WOW on the day before we left still delivered close-ups of ruff.
But enough of WOW and on to Oslo. It is 42 years since we visited Norway. We were there for a holiday in July 1975 and at that stage I was very much a novice birder. I have no list of what I saw as I didn’t keep lists back then. What I did was record any new birds in my guide book with the date and the place. About a year later I found new birds were harder to come by so I started to list any birds I saw in a notebook and added new birds to the book. Over the years the new birds got fewer and the notebooks took over. By going through the book I have found out that in two weeks in Norway I was able to add 17 new birds to the list at Flam, Balestrand, Kjossfoss, Finse, Vatnahalsen, Heirina and Esefjord. We had a fjord and mountain holiday at Balestrand and Vatnahalsen.
Some of these were birds which I now regularly see at home but saw for the first time in Norway – sparrowhawk, golden plover, raven, dipper, wheatear, long-tailed tit, tree sparrow and reed bunting. Others were birds which are easy to see on the mainland but not in Ireland – nuthatch, willow tit, and redstart. The third group were continental specialities such as nutcracker, white wagtail, garden warbler, bluethroat, twite and Lapland bunting.

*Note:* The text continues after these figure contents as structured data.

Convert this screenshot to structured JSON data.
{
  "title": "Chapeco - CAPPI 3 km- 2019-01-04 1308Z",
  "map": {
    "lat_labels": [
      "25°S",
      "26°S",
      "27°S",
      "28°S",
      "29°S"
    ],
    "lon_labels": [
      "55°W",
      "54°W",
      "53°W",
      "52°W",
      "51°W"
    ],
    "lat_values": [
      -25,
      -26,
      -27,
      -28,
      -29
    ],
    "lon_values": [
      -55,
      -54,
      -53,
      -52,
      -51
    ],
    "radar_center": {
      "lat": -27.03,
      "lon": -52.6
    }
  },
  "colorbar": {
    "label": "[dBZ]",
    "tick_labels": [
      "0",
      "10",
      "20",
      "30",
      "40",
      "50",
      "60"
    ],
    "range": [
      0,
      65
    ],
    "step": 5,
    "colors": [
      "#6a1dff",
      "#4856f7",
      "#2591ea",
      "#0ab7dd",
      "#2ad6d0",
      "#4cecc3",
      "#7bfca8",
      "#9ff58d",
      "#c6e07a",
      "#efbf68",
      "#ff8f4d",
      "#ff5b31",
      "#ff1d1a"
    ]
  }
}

I must admit to a pang of conscience about the garden warbler. 42 years down the line I fear it was either a chiffchaff or a willow warbler. I remember the bluethroat, nuthatch and Lapland bunting clearly and I also remember struggling to identify juvenile starlings which I was not familiar with. It was a good but expensive, holiday for a young couple not long married and before kids came along.
Fast forward to 2015 and Northern Ireland drew Norway in the World Cup qualifiers in October 2017and suddenly there is a reason to go back and to stay in Oslo with a Norwegian friend who is married and lives in Bangor but keeps a flat in Oslo. We were really supposed to be there in spring but October would have to do. Hence we flew into Oslo for a five day/six night mini break with Ingeborg in a flat at Bergkrystallen at the end of Metro Line 4. One thing hadn’t changed since 1975 – the prices were still horrendous. A piece of apple tart was £13.50, glass of wine £11, coffee £3.50, and beer up to £10 per pint. If you are birding in Oslo bring very deep pockets or stay with a friend.
Birding was squeezed in along with football and sight-seeing but we did manage 36 species. Much of what we saw was easy to pick up and common – cormorant, mallard, herring gull, black headed gull, magpie, hooded crow, jackdaw, fieldfare, blue tit, great tit, and house sparrow. Fieldfares were everywhere and far outnumbered blackbirds which we only saw a couple of times.
The first walk we did was round Sognsvann Lake and we spotted treecreeper, willow tit and goldcrest.
Ostensjovannet added a good cross section of common species including feral greylag and Canada goose which I was not expecting to see. I was expecting coot, moorhen, little grebe, great-crested grebe, tufted, goldeneye, and mute swan.
A feeding siskin flock was a bonus as was the Scandanavian variety of long-tailed tit which has an all white head. No photos I am afraid but this blog by an English birder, Simon Rix, who lives in Oslo has some cracking shots taken at Ostensjovannet, possibly the same birds I saw! The blog is well worth following and I have been using it for 18 months to prepare for the trip. If you are visiting Oslo it is a must read.
The last morning saw us in the Botanical Gardens for an hour and a half before the rain came in and we were again surprised by the sheer numbers of fieldfares and crippling views of nutcrackers. Crossbills remained elusive, we think we heard them but could only see a nuthatch. There were also starlings, redwings, tree sparrows, blackbirds, robin and jay but the biggest surprise was a flyover jack snipe!! If I get back to Oslo I will be back there again, as it was a really good site.
Woodpigeons were scarce but we picked one up at Bergkrystallen. We also saw a great spotted woodpecker there as well as one at the ski jump. That only leaves the grey heron seen from the bus at Bygdoy to complete the set.Some birds gave close views for a phone shot.
|Herring gull on the Opera House taking in the stunning view?|
|House Sparrow at the Fram museum|
|Ringed black headed gull at the Fram museum|
Sorry couldn't get the number with an iPhone!!